Interests & objectives
The GIREL project was a research and development program led by the Maritime Harbor of Marseille. It involved private and public partners, scientists and industrials. It consisted in developing tools and techniques to valorize harbor infrastructure spaces in terms of marine ecology. With this project, the port of Marseille was looking for innovative ecological solutions to compensate damages caused by development and port operations.
In this project, Ecocean proposed to implement two pilot projects involving innovative technologies, BioRestore® and Biohut®.

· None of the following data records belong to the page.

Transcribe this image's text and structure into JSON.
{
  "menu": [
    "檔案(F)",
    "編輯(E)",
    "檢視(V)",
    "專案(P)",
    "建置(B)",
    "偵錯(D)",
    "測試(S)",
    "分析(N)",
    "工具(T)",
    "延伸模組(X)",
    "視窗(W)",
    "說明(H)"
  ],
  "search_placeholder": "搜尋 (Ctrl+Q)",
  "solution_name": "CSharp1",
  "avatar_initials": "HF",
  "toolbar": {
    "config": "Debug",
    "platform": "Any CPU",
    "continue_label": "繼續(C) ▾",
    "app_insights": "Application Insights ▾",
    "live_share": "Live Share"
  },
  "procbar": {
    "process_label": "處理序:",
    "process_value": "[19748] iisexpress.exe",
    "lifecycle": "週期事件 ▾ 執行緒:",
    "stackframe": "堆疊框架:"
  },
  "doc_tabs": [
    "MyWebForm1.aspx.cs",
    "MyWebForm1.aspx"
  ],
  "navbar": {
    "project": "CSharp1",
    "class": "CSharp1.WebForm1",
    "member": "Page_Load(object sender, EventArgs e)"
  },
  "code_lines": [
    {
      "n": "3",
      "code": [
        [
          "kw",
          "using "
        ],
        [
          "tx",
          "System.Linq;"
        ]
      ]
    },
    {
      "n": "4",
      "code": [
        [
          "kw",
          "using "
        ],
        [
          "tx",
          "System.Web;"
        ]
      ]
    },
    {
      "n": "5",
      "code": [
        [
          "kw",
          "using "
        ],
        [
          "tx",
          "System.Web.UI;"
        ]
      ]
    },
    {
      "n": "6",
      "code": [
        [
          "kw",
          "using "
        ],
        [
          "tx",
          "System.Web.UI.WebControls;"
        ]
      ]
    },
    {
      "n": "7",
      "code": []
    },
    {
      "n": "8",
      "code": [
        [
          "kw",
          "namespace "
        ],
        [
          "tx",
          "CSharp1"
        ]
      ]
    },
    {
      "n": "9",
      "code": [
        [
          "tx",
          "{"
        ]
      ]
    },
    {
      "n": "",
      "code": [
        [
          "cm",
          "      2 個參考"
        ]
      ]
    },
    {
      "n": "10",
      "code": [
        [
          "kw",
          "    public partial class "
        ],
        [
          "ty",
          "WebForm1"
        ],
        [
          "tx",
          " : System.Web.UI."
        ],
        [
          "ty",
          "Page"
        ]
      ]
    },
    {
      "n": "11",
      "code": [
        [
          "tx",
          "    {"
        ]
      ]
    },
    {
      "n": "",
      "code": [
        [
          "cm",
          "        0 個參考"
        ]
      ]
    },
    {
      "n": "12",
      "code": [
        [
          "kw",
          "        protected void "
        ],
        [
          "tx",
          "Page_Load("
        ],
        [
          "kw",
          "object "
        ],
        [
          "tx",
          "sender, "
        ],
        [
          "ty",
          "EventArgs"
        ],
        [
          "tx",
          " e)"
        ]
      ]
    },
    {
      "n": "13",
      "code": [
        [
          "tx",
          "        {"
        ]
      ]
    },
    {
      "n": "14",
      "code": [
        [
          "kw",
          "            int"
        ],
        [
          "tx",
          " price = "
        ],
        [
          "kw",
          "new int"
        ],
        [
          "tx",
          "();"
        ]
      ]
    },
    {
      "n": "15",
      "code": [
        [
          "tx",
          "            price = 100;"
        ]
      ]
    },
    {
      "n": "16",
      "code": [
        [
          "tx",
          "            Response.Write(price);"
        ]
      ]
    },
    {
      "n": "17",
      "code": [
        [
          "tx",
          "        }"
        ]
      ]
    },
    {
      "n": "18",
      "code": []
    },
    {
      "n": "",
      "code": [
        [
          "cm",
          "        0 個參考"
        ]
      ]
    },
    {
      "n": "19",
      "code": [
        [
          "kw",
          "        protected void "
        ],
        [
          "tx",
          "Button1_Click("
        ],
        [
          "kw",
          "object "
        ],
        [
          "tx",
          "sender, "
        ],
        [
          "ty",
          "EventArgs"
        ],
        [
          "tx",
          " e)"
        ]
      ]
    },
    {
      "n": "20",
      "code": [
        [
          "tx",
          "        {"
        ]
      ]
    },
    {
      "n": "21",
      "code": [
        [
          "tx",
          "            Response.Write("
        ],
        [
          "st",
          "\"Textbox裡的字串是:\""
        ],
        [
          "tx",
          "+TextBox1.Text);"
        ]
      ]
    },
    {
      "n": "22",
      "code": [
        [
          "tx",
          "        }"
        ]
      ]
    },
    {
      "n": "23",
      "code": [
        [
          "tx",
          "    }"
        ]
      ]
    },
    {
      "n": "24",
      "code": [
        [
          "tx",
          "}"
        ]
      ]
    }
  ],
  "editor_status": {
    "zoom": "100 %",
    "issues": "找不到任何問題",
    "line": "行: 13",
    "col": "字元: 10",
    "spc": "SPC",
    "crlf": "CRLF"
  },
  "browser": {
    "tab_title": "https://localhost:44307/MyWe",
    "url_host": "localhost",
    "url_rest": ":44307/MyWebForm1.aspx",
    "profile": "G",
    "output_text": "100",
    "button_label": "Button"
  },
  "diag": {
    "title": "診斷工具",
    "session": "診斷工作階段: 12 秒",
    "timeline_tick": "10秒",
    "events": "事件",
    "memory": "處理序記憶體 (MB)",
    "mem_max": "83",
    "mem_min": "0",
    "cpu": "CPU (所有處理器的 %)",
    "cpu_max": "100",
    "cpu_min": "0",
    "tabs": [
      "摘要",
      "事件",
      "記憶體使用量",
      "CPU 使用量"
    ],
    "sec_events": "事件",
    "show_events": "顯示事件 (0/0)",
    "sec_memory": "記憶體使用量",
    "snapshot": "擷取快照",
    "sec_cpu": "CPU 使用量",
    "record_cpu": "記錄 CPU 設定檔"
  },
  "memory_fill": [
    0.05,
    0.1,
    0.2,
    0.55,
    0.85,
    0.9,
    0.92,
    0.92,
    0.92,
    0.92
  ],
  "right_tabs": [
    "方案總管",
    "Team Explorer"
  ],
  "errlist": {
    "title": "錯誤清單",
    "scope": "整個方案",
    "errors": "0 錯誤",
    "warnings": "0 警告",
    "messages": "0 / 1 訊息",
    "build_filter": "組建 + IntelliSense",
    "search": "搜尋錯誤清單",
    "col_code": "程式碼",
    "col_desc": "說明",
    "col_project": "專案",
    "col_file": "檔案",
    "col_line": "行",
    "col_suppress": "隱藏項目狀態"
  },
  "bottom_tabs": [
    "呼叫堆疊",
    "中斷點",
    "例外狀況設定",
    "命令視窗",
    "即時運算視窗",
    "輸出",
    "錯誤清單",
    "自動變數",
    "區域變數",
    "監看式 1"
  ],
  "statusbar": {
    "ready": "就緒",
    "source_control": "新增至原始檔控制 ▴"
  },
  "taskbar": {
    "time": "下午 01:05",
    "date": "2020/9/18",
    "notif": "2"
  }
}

- BioRestore®: Partnering with Suez Environment Lyonnaise des Eaux, a PCC (Post-Larval Capture and Culture) program has been implemented. This process involves the capture of post larvae with CARE light traps (the post larval stage during which the fish are phototaxis and able to move independently from the currents) in large quantities and thus saving them from high predation during a critical growth phase; which greatly increases their chances of survival. The post larvae, matured to the juvenile size, are then released on temporary “emancipation habitat” to boost local fish population.
- Biohut®: In this pilot, Ecocean has designed, produced and installed more than 120 young fish habitats along the docks of the port of Marseille. It aims to make port infrastructures biocompatible by providing shelter and food for the young fish naturally present in the harbor. Biohut® aims to mimic natural coastal shallow water present before the port construction that provided crucial habitat for young of the year seeking nurseries. Both of these processes have been monitored by scientists from the University of Perpignan.
Biohut®: the results of the pilot have been extremely positive. The observations reported a significant increase of biodiversity in artificial nurseries (average x4, up to x30 in the best areas). The Biohut® process has thus been recognized as an operational tool for ecological restoration by the Water Agency.
BioRestore®: the GIREL project helped to optimize the process and validate its feasibility, both technical and social (involvement of local fishermen). The results for the fish release were encouraging with higher survival rates than those observed in the wild. The calculation of the ecological gain is however still to consolidate in 2015.
All the results and the final report are available from Ecocean and new scientific publications are currently being drafted.